Blakely. But those four days had passed without a word of hope. In

little squads a dozen parties were scouring the rugged cañons and

cliffs for signs, and finding nothing. Hours each day Plume would come

to the watchers on the bluff to ask if no courier had been sighted.

Hours each night the sentries strained their eyes for signal fires.

Graham, slaving with his sick and wounded, saw how haggard and worn

the commander was growing, and spoke a word of caution. Something told

him it was not all on account of those woeful conditions at the front.
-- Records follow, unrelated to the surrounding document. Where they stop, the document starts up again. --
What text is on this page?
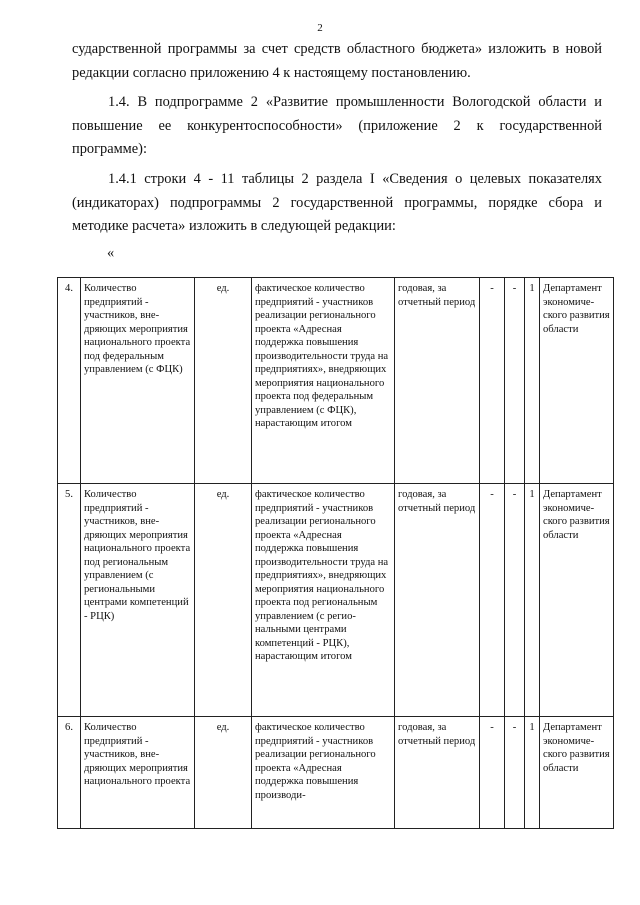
2

сударственной программы за счет средств областного бюджета» изложить в новой редакции согласно приложению 4 к настоящему постановлению.

1.4. В подпрограмме 2 «Развитие промышленности Вологодской области и повышение ее конкурентоспособности» (приложение 2 к государственной программе):

1.4.1 строки 4 - 11 таблицы 2 раздела I «Сведения о целевых показателях (индикаторах) подпрограммы 2 государственной программы, порядке сбора и методике расчета» изложить в следующей редакции:

«
4.	Количество предприятий - участников, внедряющих мероприятия национального проекта под федеральным управлением (с ФЦК)	ед.	фактическое количество предприятий - участников реализации регионального проекта «Адресная поддержка повышения производительности труда на предприятиях», внедряющих мероприятия национального проекта под федеральным управлением (с ФЦК), нарастающим итогом	годовая, за отчетный период	-	-	1	Департамент экономического развития области
5.	Количество предприятий - участников, внедряющих мероприятия национального проекта под региональным управлением (с региональными центрами компетенций - РЦК)	ед.	фактическое количество предприятий - участников реализации регионального проекта «Адресная поддержка повышения производительности труда на предприятиях», внедряющих мероприятия национального проекта под региональным управлением (с региональными центрами компетенций - РЦК), нарастающим итогом	годовая, за отчетный период	-	-	1	Департамент экономического развития области
6.	Количество предприятий - участников, внедряющих мероприятия национального проекта	ед.	фактическое количество предприятий - участников реализации регионального проекта «Адресная поддержка повышения производи-	годовая, за отчетный период	-	-	1	Департамент экономического развития области
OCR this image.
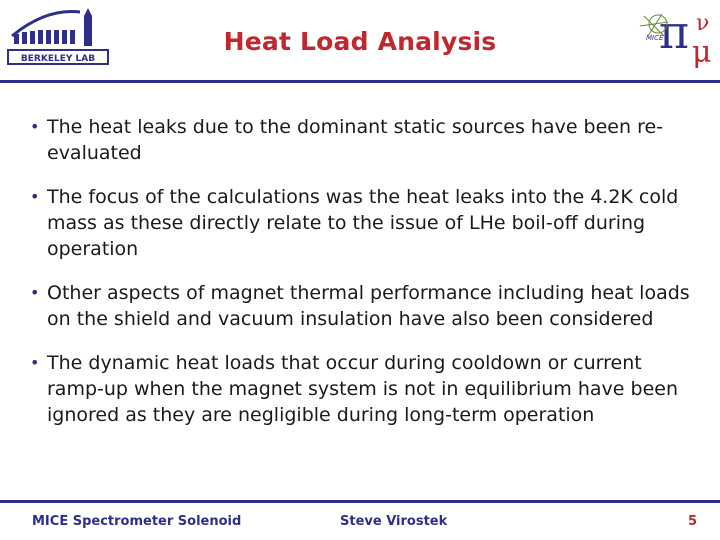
BERKELEY LAB
Heat Load Analysis	π μ
ν
MICE
• The heat leaks due to the dominant static sources have been re-evaluated
• The focus of the calculations was the heat leaks into the 4.2K cold mass as these directly relate to the issue of LHe boil-off during operation
• Other aspects of magnet thermal performance including heat loads on the shield and vacuum insulation have also been considered
• The dynamic heat loads that occur during cooldown or current ramp-up when the magnet system is not in equilibrium have been ignored as they are negligible during long-term operation
MICE Spectrometer Solenoid	Steve Virostek	5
From several sources came the word that Mrs. Plume was in a state

bordering on hysteric at department headquarters, where sympathetic

women strove vainly to comfort and soothe her. It was then that Elise

became a center of interest, for Elise was snapping with electric

force and energy. "It is that they will assassinate madame--these

monsters," she declared. "It is imperative, it is of absolute need,

that madame be taken to the sea, and these wretches, unfeeling, they

forbid her to depart." Madame herself, it would seem, so said those

who had speech with her, declared she longed to be again with her

husband at Sandy. Then it was Elise who demanded that they should

move. Elise was mad to go--Elise, who took a turn of her own, a

screaming fit, when the news came of the relief of Wren's little

force, of the death of their brave sergeant, of the strange tale that,

before dying, Carmody had breathed a confession to Lieutenant Blakely,

which Blakely had reduced to writing before he set forth on his own

hapless mission. It was Mrs. Plume's turn now to have to play nurse

and comforter, and to strive to soothe, even to the extent of

promising that Elise should be permitted to start by the very next

stage to the distant sea, but when it came to securing passage, and in

feverish, nervous haste the Frenchwoman had packed her chosen

belongings into the one little trunk the stage people would consent to

carry, lo! there came to her a messenger from headquarters where

Colonel Byrne, grim, silent, saturnine, was again in charge. Any

attempt on her part to leave would result in her being turned over at

once to the civil authorities, and Elise understood and raved, but

risked not going to jail. Mullins, nursed by his devoted Norah, was

sitting up each day now, and had been seen by Colonel Byrne as that

veteran passed through, ten pounds lighter of frame and heavier of

heart than when he set forth, and Mullins had persisted in the story

that he had been set upon and stabbed by two women opposite Lieutenant

Blakely's quarters. What two had been seen out there that night but

Clarice Plume and her Gallic shadow, Elise?